There are also several limitations administrators should be aware of:
- Lack of on-premise support: Cluster Autoscaler is designed to work with cloud-based Kubernetes clusters, and there is limited support for on-premise deployments. This may limit its use in certain scenarios.
- Scaling can take time: The process of scaling up or down a cluster can take several minutes, depending on the size and complexity of the cluster. This may cause delays in responding to sudden changes in workload demands.
- Worker nodes with dependencies: If worker nodes have other dependencies or services running on them, the Cluster Autoscaler cannot remove them, even if they are not being utilized by the workload.
- Request-based scaling: The Autoscaler scales the cluster based on the resource requests of the pods running on it, rather than their actual usage. This can result in overprovisioning or underutilization of resources.
- Administrator action still required: The Autoscaler requires administrators to define the right size for new nodes, based on the workload requirements. If the new node size is too small or too large, it may not effectively optimize resource utilization.

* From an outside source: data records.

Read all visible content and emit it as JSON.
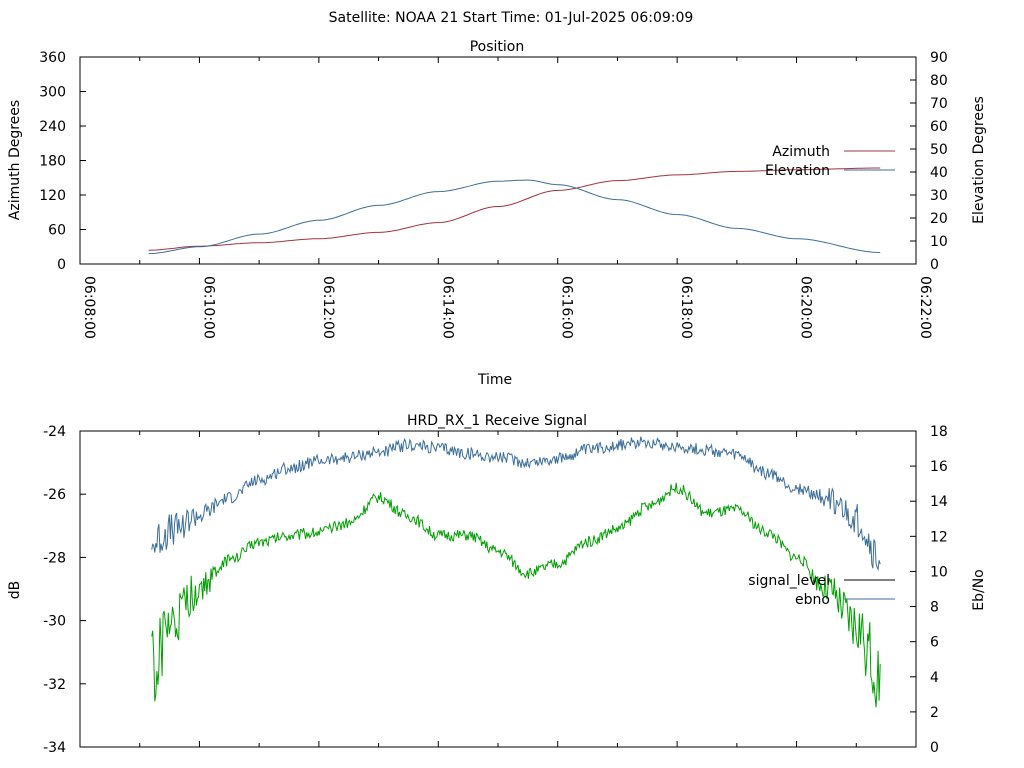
{
  "header": {
    "title": "Satellite: NOAA 21    Start Time: 01-Jul-2025 06:09:09"
  },
  "chart_data": [
    {
      "type": "line",
      "title": "Position",
      "xlabel": "Time",
      "ylabel": "Azimuth Degrees",
      "y2label": "Elevation Degrees",
      "x_ticks": [
        "06:08:00",
        "06:10:00",
        "06:12:00",
        "06:14:00",
        "06:16:00",
        "06:18:00",
        "06:20:00",
        "06:22:00"
      ],
      "xlim_minutes": [
        0,
        14
      ],
      "ylim": [
        0,
        360
      ],
      "y_ticks": [
        0,
        60,
        120,
        180,
        240,
        300,
        360
      ],
      "y2lim": [
        0,
        90
      ],
      "y2_ticks": [
        0,
        10,
        20,
        30,
        40,
        50,
        60,
        70,
        80,
        90
      ],
      "legend_position": "right",
      "series": [
        {
          "name": "Azimuth",
          "axis": "y",
          "color": "#a33340",
          "x_minutes": [
            1.15,
            2,
            3,
            4,
            5,
            6,
            7,
            8,
            9,
            10,
            11,
            12,
            13.4
          ],
          "values": [
            24,
            31,
            37,
            44,
            55,
            72,
            100,
            128,
            145,
            155,
            161,
            164,
            167
          ]
        },
        {
          "name": "Elevation",
          "axis": "y2",
          "color": "#3c6e9b",
          "x_minutes": [
            1.15,
            2,
            3,
            4,
            5,
            6,
            7,
            7.5,
            8,
            9,
            10,
            11,
            12,
            13.4
          ],
          "values": [
            4.5,
            7.5,
            13,
            19,
            25.5,
            31.5,
            36,
            36.5,
            34.5,
            28,
            21.5,
            15.5,
            11,
            5
          ]
        }
      ]
    },
    {
      "type": "line",
      "title": "HRD_RX_1 Receive Signal",
      "ylabel": "dB",
      "y2label": "Eb/No",
      "ylim": [
        -34,
        -24
      ],
      "y_ticks": [
        -34,
        -32,
        -30,
        -28,
        -26,
        -24
      ],
      "y2lim": [
        0,
        18
      ],
      "y2_ticks": [
        0,
        2,
        4,
        6,
        8,
        10,
        12,
        14,
        16,
        18
      ],
      "xlim_minutes": [
        0,
        14
      ],
      "legend_position": "right",
      "series": [
        {
          "name": "signal_level",
          "axis": "y",
          "color": "#000000",
          "x_minutes": [],
          "values": []
        },
        {
          "name": "ebno",
          "axis": "y2",
          "color": "#3c6e9b",
          "x_minutes": [
            1.2,
            1.5,
            2,
            2.5,
            3,
            3.5,
            4,
            4.5,
            5,
            5.5,
            6,
            6.5,
            7,
            7.5,
            8,
            8.5,
            9,
            9.5,
            10,
            10.5,
            11,
            11.5,
            12,
            12.5,
            13,
            13.4
          ],
          "values": [
            11.5,
            12.3,
            13.2,
            14.2,
            15.2,
            15.9,
            16.3,
            16.5,
            16.8,
            17.2,
            17.0,
            16.7,
            16.5,
            16.2,
            16.4,
            16.9,
            17.2,
            17.4,
            17.1,
            16.9,
            16.6,
            15.6,
            14.7,
            14.2,
            12.9,
            10.5
          ]
        },
        {
          "name": "",
          "axis": "y",
          "color": "#00a000",
          "x_minutes": [
            1.2,
            1.5,
            2,
            2.5,
            3,
            3.5,
            4,
            4.5,
            5,
            5.5,
            6,
            6.5,
            7,
            7.5,
            8,
            8.5,
            9,
            9.5,
            10,
            10.5,
            11,
            11.5,
            12,
            12.5,
            13,
            13.4
          ],
          "values": [
            -31.5,
            -30.3,
            -29.0,
            -28.1,
            -27.5,
            -27.3,
            -27.2,
            -26.9,
            -26.1,
            -26.7,
            -27.3,
            -27.3,
            -27.8,
            -28.5,
            -28.2,
            -27.5,
            -27.1,
            -26.4,
            -25.8,
            -26.6,
            -26.5,
            -27.2,
            -28.0,
            -29.0,
            -30.2,
            -31.8
          ]
        }
      ]
    }
  ]
}
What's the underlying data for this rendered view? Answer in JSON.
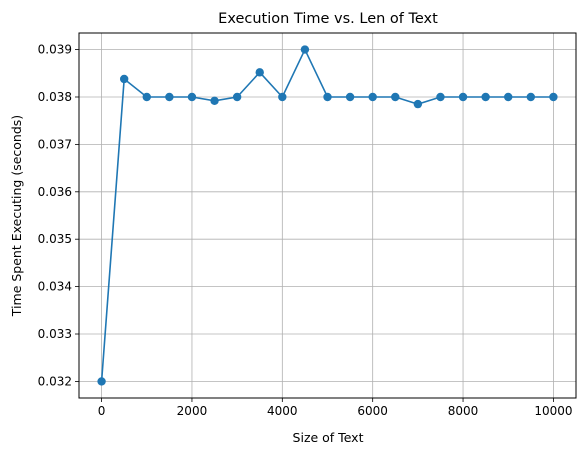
{
  "chart_data": {
    "type": "line",
    "title": "Execution Time vs. Len of Text",
    "xlabel": "Size of Text",
    "ylabel": "Time Spent Executing (seconds)",
    "xlim": [
      -500,
      10500
    ],
    "ylim": [
      0.03165,
      0.03935
    ],
    "xticks": [
      0,
      2000,
      4000,
      6000,
      8000,
      10000
    ],
    "yticks": [
      0.032,
      0.033,
      0.034,
      0.035,
      0.036,
      0.037,
      0.038,
      0.039
    ],
    "grid": true,
    "marker": "circle",
    "color": "#1f77b4",
    "series": [
      {
        "x": [
          0,
          500,
          1000,
          1500,
          2000,
          2500,
          3000,
          3500,
          4000,
          4500,
          5000,
          5500,
          6000,
          6500,
          7000,
          7500,
          8000,
          8500,
          9000,
          9500,
          10000
        ],
        "values": [
          0.032,
          0.03838,
          0.038,
          0.038,
          0.038,
          0.03792,
          0.038,
          0.03852,
          0.038,
          0.039,
          0.038,
          0.038,
          0.038,
          0.038,
          0.03785,
          0.038,
          0.038,
          0.038,
          0.038,
          0.038,
          0.038
        ]
      }
    ]
  }
}
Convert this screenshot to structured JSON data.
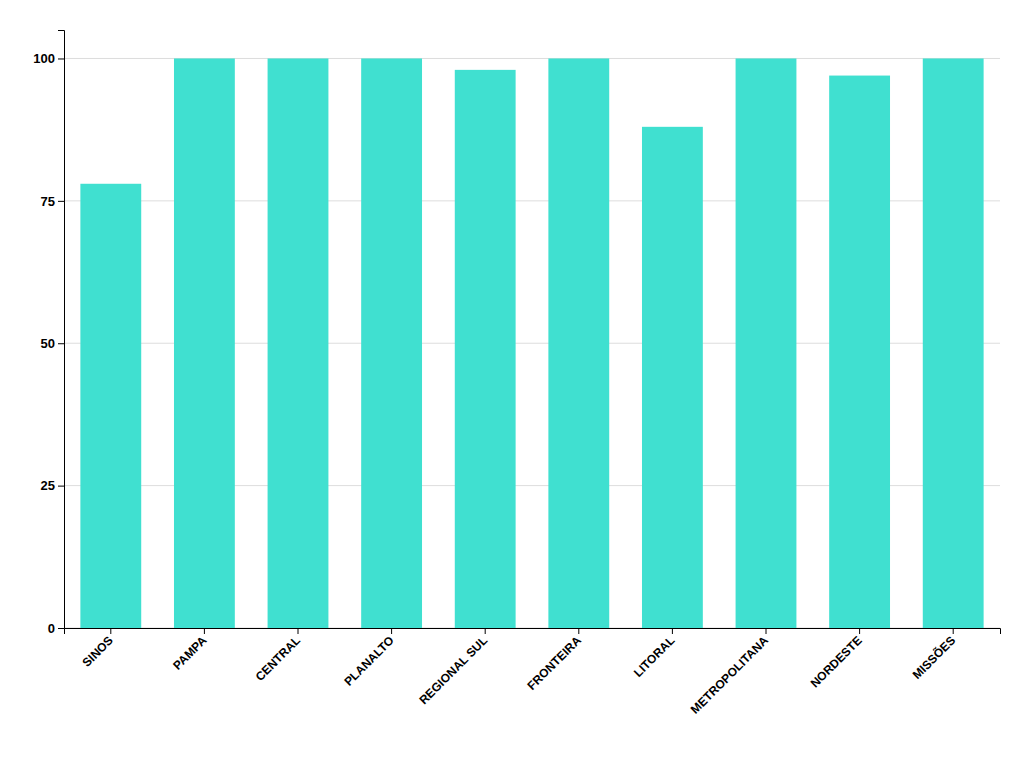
{
  "chart_data": {
    "type": "bar",
    "categories": [
      "SINOS",
      "PAMPA",
      "CENTRAL",
      "PLANALTO",
      "REGIONAL SUL",
      "FRONTEIRA",
      "LITORAL",
      "METROPOLITANA",
      "NORDESTE",
      "MISSÕES"
    ],
    "values": [
      78,
      100,
      100,
      100,
      98,
      100,
      88,
      100,
      97,
      100
    ],
    "color": "#40E0D0",
    "ylim": [
      0,
      105
    ],
    "yticks": [
      0,
      25,
      50,
      75,
      100
    ],
    "grid": true
  }
}
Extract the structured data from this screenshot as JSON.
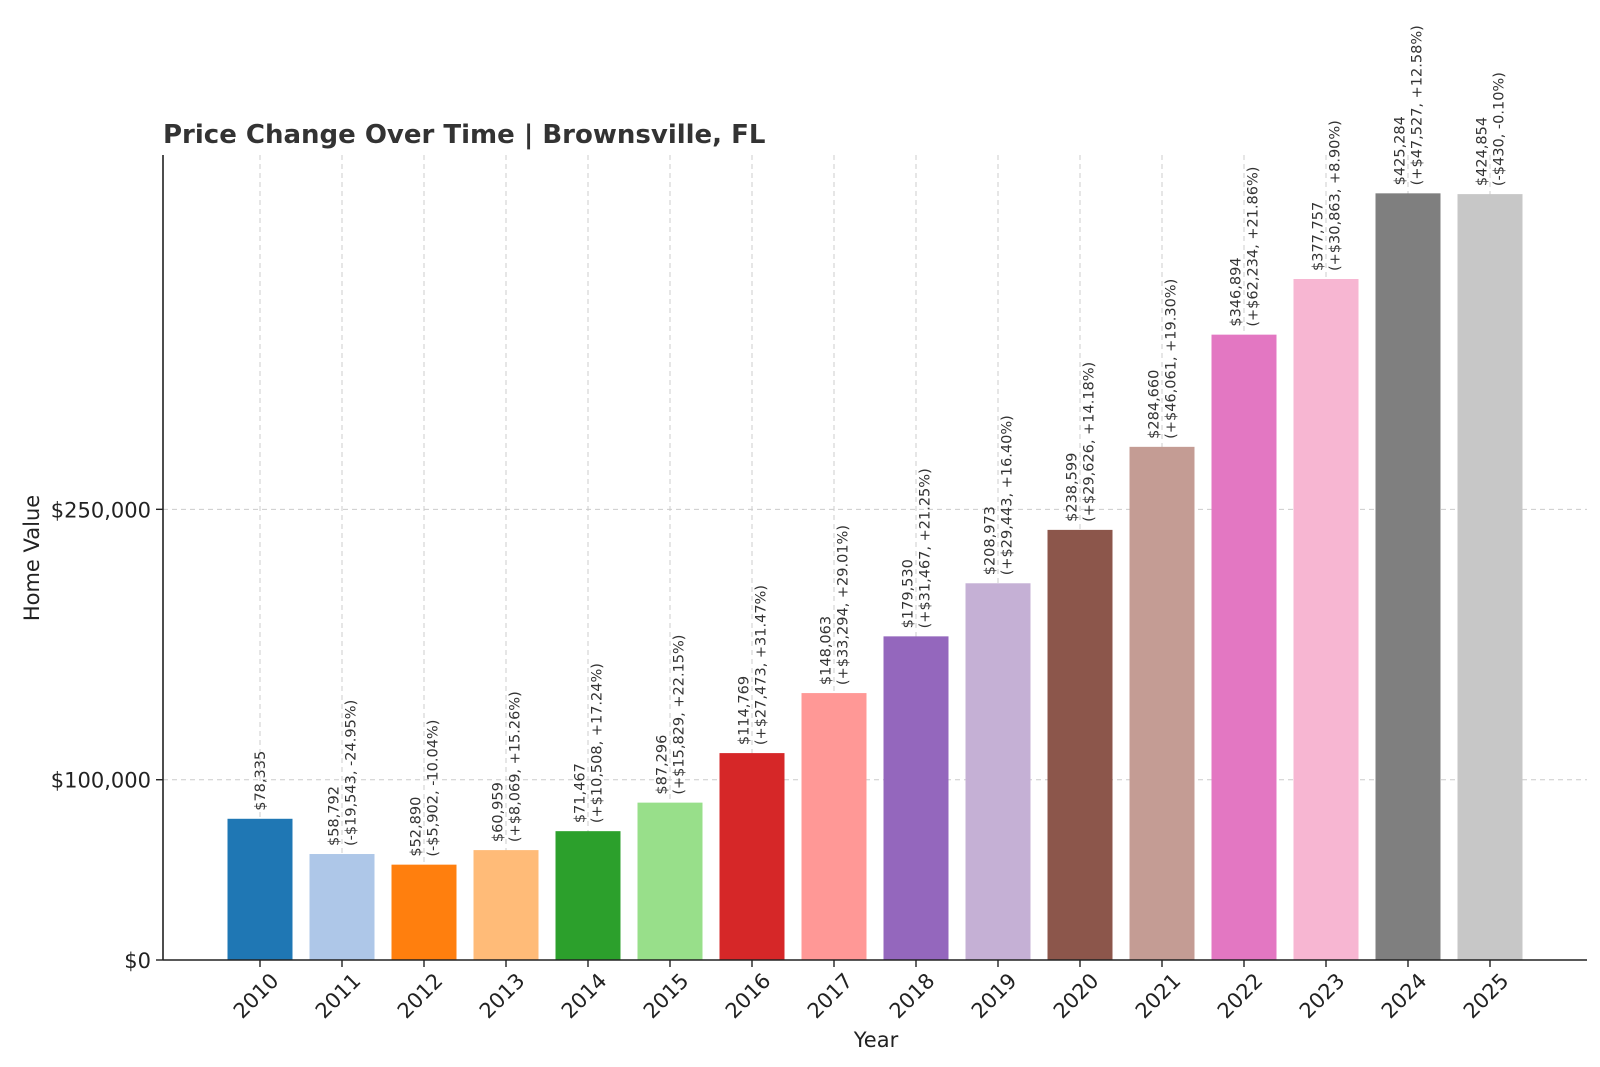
{
  "chart_data": {
    "type": "bar",
    "title": "Price Change Over Time | Brownsville, FL",
    "xlabel": "Year",
    "ylabel": "Home Value",
    "categories": [
      "2010",
      "2011",
      "2012",
      "2013",
      "2014",
      "2015",
      "2016",
      "2017",
      "2018",
      "2019",
      "2020",
      "2021",
      "2022",
      "2023",
      "2024",
      "2025"
    ],
    "values": [
      78335,
      58792,
      52890,
      60959,
      71467,
      87296,
      114769,
      148063,
      179530,
      208973,
      238599,
      284660,
      346894,
      377757,
      425284,
      424854
    ],
    "bar_labels": [
      "$78,335",
      "$58,792\n(-$19,543, -24.95%)",
      "$52,890\n(-$5,902, -10.04%)",
      "$60,959\n(+$8,069, +15.26%)",
      "$71,467\n(+$10,508, +17.24%)",
      "$87,296\n(+$15,829, +22.15%)",
      "$114,769\n(+$27,473, +31.47%)",
      "$148,063\n(+$33,294, +29.01%)",
      "$179,530\n(+$31,467, +21.25%)",
      "$208,973\n(+$29,443, +16.40%)",
      "$238,599\n(+$29,626, +14.18%)",
      "$284,660\n(+$46,061, +19.30%)",
      "$346,894\n(+$62,234, +21.86%)",
      "$377,757\n(+$30,863, +8.90%)",
      "$425,284\n(+$47,527, +12.58%)",
      "$424,854\n(-$430, -0.10%)"
    ],
    "colors": [
      "#1f77b4",
      "#aec7e8",
      "#ff7f0e",
      "#ffbb78",
      "#2ca02c",
      "#98df8a",
      "#d62728",
      "#ff9896",
      "#9467bd",
      "#c5b0d5",
      "#8c564b",
      "#c49c94",
      "#e377c2",
      "#f7b6d2",
      "#7f7f7f",
      "#c7c7c7"
    ],
    "y_ticks": [
      0,
      100000,
      250000
    ],
    "y_tick_labels": [
      "$0",
      "$100,000",
      "$250,000"
    ],
    "ylim": [
      0,
      446548
    ],
    "grid": true,
    "legend": "none"
  }
}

8 Cluster Autoscaler Best Practices
Here are some Cluster Autoscaler best practices to consider:
- Configure resource limits: Ensure that resource limits are set for each pod in the cluster. This will help the Cluster Autoscaler to determine when additional nodes are required to meet demand.
- Set node taints and tolerations: Node taints and tolerations can help to ensure that pods are scheduled on nodes that have the required resources. By configuring node taints and tolerations, you can ensure that the Cluster Autoscaler only adds nodes that can handle the workload.
- Monitor the cluster regularly: Regular monitoring of the cluster is essential to ensure that the Autoscaler is functioning properly. Monitor the resource utilization of the nodes and the number of pending pods waiting to be scheduled. This will help to identify any issues that may affect the Autoscaler’s ability to scale the cluster.
- Consider auto-scaling policies: It is important to consider auto-scaling policies when using the Cluster Autoscaler. Set thresholds for CPU and memory usage that trigger the Autoscaler to scale up or down the cluster. This will help to ensure that the Autoscaler responds quickly to changes in demand.
- Optimize node sizes: Optimize the size of the nodes in the cluster to ensure that they are cost-effective and can handle the workload. Choose the right instance type and size based on the application’s resource requirements.
- Use multiple availability zones: Use multiple availability zones to ensure high availability of the applications. This will help to ensure that the cluster can handle failures in one availability zone without affecting the overall performance of the applications.
- Plan for node termination: When nodes are terminated, ensure that the pods running on them are rescheduled on other nodes in the cluster. This will help to ensure that there is no downtime or impact on the availability of the applications.
- Test the Autoscaler: Test the Autoscaler regularly to ensure that it is functioning properly. Create load tests and simulate sudden spikes in demand to test the Autoscaler’s ability to scale the cluster.